We currently only publish Intel versions of the SDK (amd64/x86_64).

On M1 macs, the SDK runs through Rosetta. You can easily see that in daily use by the delay there is when a new version of the SDK is run for the first time (that’s the time it takes Rosetta to “translate” the binary). Or, of course, using file on the binaries under ~/.daml.

We do not currently publish any arm64 binaries for any platform. So far our experience has been that the Intel SDK works well under Rosetta, and the use-case for an SDK Docker image remains elusive. Demand for arm64 support on Linux is also very low outside of the Docker use-case.

Ok that makes sense.

Although I would say the use case for docker in general is very strong.

We have existing docker-compose configurations that we’re using for all of our workflows for our other products which really unifies and streamlines our development. We use the same workflow to deploy on our shared instances, ci pipelines, as we do locally via compose. It automates and encapsulates our workflow instead of relying on local laptop state.

I think the next question to figure out is how do we debug why it’s segfualting inside of docker but not natively on osx. A lot of software has gone through this similar issue with osx’s move to arm so it shouldn’t be too hard to figure out. Rosetta is kicking in and working for the rest of the container and all binaries inside of it but something is failing when it comes to Daml.

Any idea how we could capture a stack trace or something along those lines to figure out exactly which instructions its failing on?

Thanks for attention on this so far!
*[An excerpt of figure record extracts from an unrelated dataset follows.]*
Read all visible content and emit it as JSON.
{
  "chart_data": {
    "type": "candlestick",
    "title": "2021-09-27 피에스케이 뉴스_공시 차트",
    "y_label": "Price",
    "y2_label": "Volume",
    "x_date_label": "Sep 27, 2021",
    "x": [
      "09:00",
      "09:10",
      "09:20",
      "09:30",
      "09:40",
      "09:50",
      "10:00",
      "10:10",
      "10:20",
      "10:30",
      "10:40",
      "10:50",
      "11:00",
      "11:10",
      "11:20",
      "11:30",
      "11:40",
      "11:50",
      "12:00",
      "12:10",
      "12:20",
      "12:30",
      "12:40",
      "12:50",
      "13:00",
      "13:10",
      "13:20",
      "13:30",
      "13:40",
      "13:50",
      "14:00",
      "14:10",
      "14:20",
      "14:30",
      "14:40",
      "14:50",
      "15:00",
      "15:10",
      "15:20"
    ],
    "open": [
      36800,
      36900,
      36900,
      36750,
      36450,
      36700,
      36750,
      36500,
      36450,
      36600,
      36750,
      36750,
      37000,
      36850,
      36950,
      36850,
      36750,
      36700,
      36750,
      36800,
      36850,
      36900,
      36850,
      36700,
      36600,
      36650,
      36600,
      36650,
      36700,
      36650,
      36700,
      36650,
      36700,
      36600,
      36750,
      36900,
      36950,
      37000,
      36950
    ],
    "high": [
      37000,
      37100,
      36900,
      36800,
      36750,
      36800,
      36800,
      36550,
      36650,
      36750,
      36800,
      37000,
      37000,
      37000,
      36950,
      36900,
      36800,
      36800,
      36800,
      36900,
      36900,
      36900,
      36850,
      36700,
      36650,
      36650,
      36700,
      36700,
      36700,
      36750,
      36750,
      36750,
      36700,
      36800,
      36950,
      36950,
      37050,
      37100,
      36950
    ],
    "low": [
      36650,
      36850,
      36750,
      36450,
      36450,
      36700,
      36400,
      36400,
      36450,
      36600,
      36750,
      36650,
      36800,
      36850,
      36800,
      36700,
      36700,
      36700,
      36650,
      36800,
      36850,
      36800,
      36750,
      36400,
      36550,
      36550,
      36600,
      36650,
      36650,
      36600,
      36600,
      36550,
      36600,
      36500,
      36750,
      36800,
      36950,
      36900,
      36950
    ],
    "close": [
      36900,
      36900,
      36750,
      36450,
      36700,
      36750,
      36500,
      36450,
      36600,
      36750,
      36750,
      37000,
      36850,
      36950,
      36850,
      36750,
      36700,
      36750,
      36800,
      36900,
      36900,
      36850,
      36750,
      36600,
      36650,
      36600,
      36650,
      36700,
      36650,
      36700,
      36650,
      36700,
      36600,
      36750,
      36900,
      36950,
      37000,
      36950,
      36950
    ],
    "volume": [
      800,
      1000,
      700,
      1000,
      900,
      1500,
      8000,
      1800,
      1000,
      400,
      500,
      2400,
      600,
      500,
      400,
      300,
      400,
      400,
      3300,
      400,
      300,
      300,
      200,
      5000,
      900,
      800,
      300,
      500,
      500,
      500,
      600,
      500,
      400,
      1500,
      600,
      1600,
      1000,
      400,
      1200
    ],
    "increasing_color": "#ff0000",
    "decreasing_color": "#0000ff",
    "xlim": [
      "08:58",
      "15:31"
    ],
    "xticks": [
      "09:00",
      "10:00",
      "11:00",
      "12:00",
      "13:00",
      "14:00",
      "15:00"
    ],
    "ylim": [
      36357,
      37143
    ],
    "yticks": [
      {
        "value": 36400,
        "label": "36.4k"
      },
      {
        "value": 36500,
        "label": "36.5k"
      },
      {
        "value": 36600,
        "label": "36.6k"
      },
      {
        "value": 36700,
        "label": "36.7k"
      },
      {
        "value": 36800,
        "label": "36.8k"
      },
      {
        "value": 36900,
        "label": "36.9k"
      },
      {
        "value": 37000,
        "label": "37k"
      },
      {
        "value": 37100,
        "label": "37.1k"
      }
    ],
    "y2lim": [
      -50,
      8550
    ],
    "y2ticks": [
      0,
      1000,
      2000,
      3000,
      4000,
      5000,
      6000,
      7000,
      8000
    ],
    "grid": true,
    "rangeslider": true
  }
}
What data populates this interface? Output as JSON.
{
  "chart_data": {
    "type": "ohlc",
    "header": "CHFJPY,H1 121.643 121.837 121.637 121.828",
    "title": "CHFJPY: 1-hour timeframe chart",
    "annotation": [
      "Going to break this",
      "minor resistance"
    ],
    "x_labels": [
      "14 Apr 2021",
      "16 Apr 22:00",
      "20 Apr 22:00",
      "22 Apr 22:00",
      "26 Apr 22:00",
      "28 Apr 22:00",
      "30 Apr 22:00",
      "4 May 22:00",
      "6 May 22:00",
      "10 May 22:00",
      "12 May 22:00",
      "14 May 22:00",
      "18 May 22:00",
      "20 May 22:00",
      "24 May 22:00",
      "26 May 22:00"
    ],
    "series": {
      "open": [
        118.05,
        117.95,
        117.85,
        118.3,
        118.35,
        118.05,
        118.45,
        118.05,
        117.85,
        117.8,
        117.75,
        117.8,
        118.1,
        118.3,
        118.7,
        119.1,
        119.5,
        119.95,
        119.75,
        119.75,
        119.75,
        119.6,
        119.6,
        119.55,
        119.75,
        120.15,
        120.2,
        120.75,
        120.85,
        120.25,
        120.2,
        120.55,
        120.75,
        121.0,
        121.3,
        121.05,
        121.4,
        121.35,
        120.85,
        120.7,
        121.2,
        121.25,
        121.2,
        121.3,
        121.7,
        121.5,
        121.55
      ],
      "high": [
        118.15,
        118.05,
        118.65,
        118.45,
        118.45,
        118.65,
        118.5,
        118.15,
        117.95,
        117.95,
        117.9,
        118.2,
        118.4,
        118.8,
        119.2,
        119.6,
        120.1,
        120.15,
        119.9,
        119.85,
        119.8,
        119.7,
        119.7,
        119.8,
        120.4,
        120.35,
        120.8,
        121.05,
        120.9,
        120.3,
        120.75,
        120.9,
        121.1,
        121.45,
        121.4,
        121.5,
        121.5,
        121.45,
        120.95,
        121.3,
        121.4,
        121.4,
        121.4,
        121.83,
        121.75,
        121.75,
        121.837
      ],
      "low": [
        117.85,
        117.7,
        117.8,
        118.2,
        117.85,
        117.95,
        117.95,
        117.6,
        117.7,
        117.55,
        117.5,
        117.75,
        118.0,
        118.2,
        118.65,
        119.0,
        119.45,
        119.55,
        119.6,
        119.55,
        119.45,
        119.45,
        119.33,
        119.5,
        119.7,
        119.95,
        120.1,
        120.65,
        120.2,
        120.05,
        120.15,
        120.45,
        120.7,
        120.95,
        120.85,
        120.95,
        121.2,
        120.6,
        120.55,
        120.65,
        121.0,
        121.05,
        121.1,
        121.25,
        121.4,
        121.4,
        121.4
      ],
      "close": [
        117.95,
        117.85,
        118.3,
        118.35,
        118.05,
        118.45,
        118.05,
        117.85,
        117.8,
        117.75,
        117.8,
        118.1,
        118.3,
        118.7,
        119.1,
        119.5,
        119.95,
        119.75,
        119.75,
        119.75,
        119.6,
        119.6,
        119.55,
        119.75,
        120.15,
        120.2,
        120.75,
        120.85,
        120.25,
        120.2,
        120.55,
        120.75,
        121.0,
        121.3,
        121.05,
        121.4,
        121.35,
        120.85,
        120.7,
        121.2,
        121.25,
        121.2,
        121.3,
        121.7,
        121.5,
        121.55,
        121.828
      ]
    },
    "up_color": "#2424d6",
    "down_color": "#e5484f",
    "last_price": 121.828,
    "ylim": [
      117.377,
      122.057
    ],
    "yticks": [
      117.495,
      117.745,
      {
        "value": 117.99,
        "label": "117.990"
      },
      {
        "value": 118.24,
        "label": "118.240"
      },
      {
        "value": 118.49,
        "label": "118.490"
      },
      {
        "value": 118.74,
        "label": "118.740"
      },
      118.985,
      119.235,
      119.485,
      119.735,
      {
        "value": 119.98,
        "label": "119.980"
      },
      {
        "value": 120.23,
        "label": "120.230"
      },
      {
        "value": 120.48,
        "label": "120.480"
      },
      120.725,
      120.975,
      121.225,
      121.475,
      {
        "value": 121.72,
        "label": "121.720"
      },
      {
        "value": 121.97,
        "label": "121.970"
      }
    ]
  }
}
I was worried we’d never get any traction on this so I’m happy to see some dialogue here.

1 Like

My understanding is that Docker runs in a stealthy Linux VM, and therefore Rosetta has nothing to do with it. I assume it is segfaulting because it is a Linux amd64 binary running on a Linux arm64 (virtual) machine.

It’s a Haskell binary and the Haskell runtime is not big on stack traces as far as I’m aware. I’m not a proficient Haskell developer myself so there may be techniques I’m not aware of. But I don’t think this is the right direction of investigation; I think what we’d want here is to build the SDK for Linux arm64. We don’t currently have that setup (we do not have Linux arm64 machines as part of our CI fleet and Haskell (GHC) does not, as far as I know, do cross compilation), so I can’t comment on how hard or easy it would be. Maybe it’s just a matter of running the normal build on an arm64 Linux machine; maybe that won’t work at all and there are lots of changes to make.

Can you elaborate on that? Specifically, why do you need the SDK as part of that workflow?